Monday, November 28, 2011


When democratic regimes come to power in the Middle East, expect them to seek to recover the fortunes of corrupt PEPs in the former regimes, in addition to bringing criminal charges when possible. These individuals have, for the most part, secreted their illicit cash in offshore financial centres. Why is this of concern to compliance officers at international banks, whether located in the Middle East, or elsewhere ?

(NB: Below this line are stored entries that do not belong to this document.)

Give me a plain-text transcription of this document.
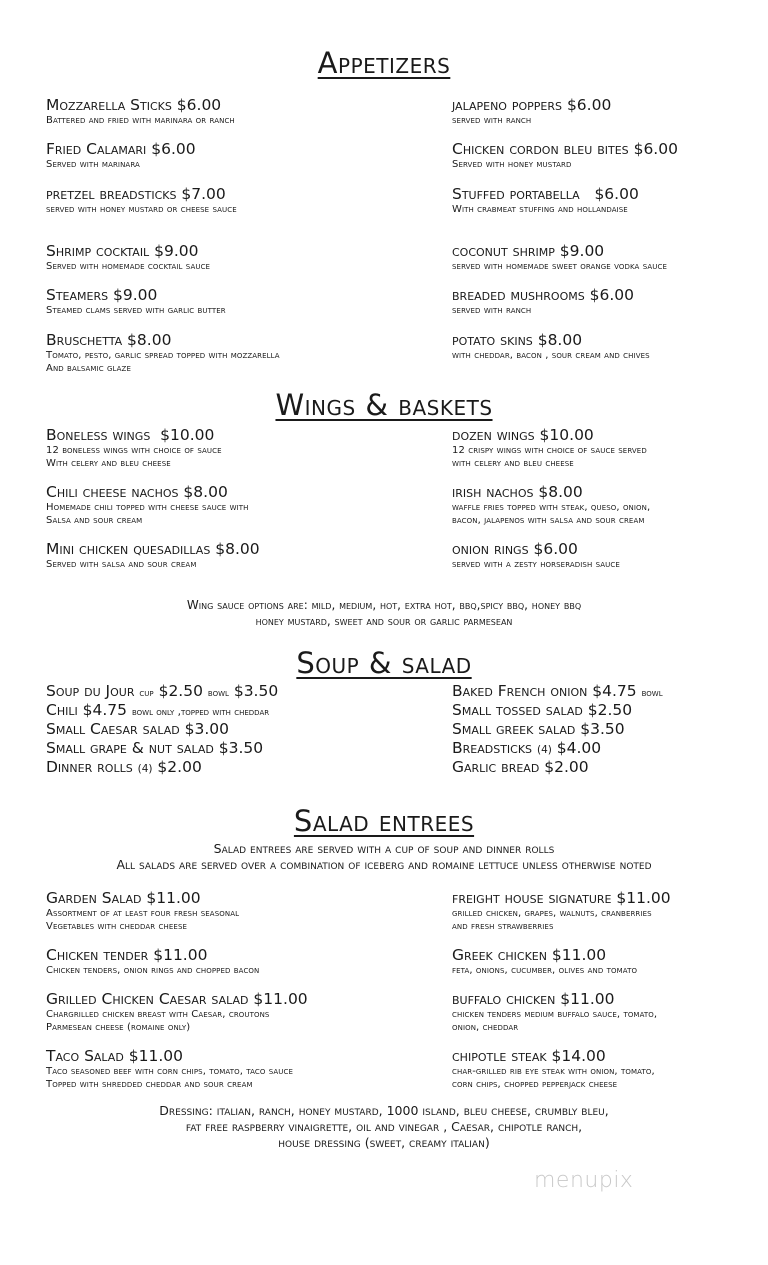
Appetizers
Mozzarella Sticks $6.00
Battered and fried with marinara or ranch
Fried Calamari $6.00
Served with marinara
pretzel breadsticks $7.00
served with honey mustard or cheese sauce
Shrimp cocktail $9.00
Served with homemade cocktail sauce
Steamers $9.00
Steamed clams served with garlic butter
Bruschetta $8.00
Tomato, pesto, garlic spread topped with mozzarella
And balsamic glaze
jalapeno poppers $6.00
served with ranch
Chicken cordon bleu bites $6.00
Served with honey mustard
Stuffed portabella   $6.00
With crabmeat stuffing and hollandaise
coconut shrimp $9.00
served with homemade sweet orange vodka sauce
breaded mushrooms $6.00
served with ranch
potato skins $8.00
with cheddar, bacon , sour cream and chives
Wings & baskets
Boneless wings  $10.00
12 boneless wings with choice of sauce
With celery and bleu cheese
Chili cheese nachos $8.00
Homemade chili topped with cheese sauce with
Salsa and sour cream
Mini chicken quesadillas $8.00
Served with salsa and sour cream
dozen wings $10.00
12 crispy wings with choice of sauce served
with celery and bleu cheese
irish nachos $8.00
waffle fries topped with steak, queso, onion,
bacon, jalapenos with salsa and sour cream
onion rings $6.00
served with a zesty horseradish sauce
Wing sauce options are: mild, medium, hot, extra hot, bbq,spicy bbq, honey bbq
honey mustard, sweet and sour or garlic parmesean
Soup & salad
Soup du Jour cup $2.50 bowl $3.50
Chili $4.75 bowl only ,topped with cheddar
Small Caesar salad $3.00
Small grape & nut salad $3.50
Dinner rolls (4) $2.00
Baked French onion $4.75 bowl
Small tossed salad $2.50
Small greek salad $3.50
Breadsticks (4) $4.00
Garlic bread $2.00
Salad entrees
Salad entrees are served with a cup of soup and dinner rolls
All salads are served over a combination of iceberg and romaine lettuce unless otherwise noted
Garden Salad $11.00
Assortment of at least four fresh seasonal
Vegetables with cheddar cheese
Chicken tender $11.00
Chicken tenders, onion rings and chopped bacon
Grilled Chicken Caesar salad $11.00
Chargrilled chicken breast with Caesar, croutons
Parmesean cheese (romaine only)
Taco Salad $11.00
Taco seasoned beef with corn chips, tomato, taco sauce
Topped with shredded cheddar and sour cream
freight house signature $11.00
grilled chicken, grapes, walnuts, cranberries
and fresh strawberries
Greek chicken $11.00
feta, onions, cucumber, olives and tomato
buffalo chicken $11.00
chicken tenders medium buffalo sauce, tomato,
onion, cheddar
chipotle steak $14.00
char-grilled rib eye steak with onion, tomato,
corn chips, chopped pepperjack cheese
Dressing: italian, ranch, honey mustard, 1000 island, bleu cheese, crumbly bleu,
fat free raspberry vinaigrette, oil and vinegar , Caesar, chipotle ranch,
house dressing (sweet, creamy italian)
menupix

There is abundant evidence to suggest that many corrupt Middle East PEPs, including Syrians, have deposited illicit fortunes in financial institutions located in the Gulf. Good money launderers never let "flight capital" repose indefinitely in any jurisdiction where its existence there becomes general knowledge. They move the funds, whether to places like Lebanon or Cyprus, or further afield, to Asian destinations, such as Hong Kong and Singapore.

When the dust settles in newly-democratic Middle East Nations, expect extensive investigations following the money to its final destination, followed by the very public filing of civil suits to recover it, with a major amount of reputation damage sustained by those banks found to be, literally, holding the bag.

Therefore, should you see fresh wire transfers, of extensive wealth, from banks in the Middle East, with an unusual amount of opacity regarding beneficial ownership, decline the funds until and unless EDD rules out PEP status; Watch yourself here.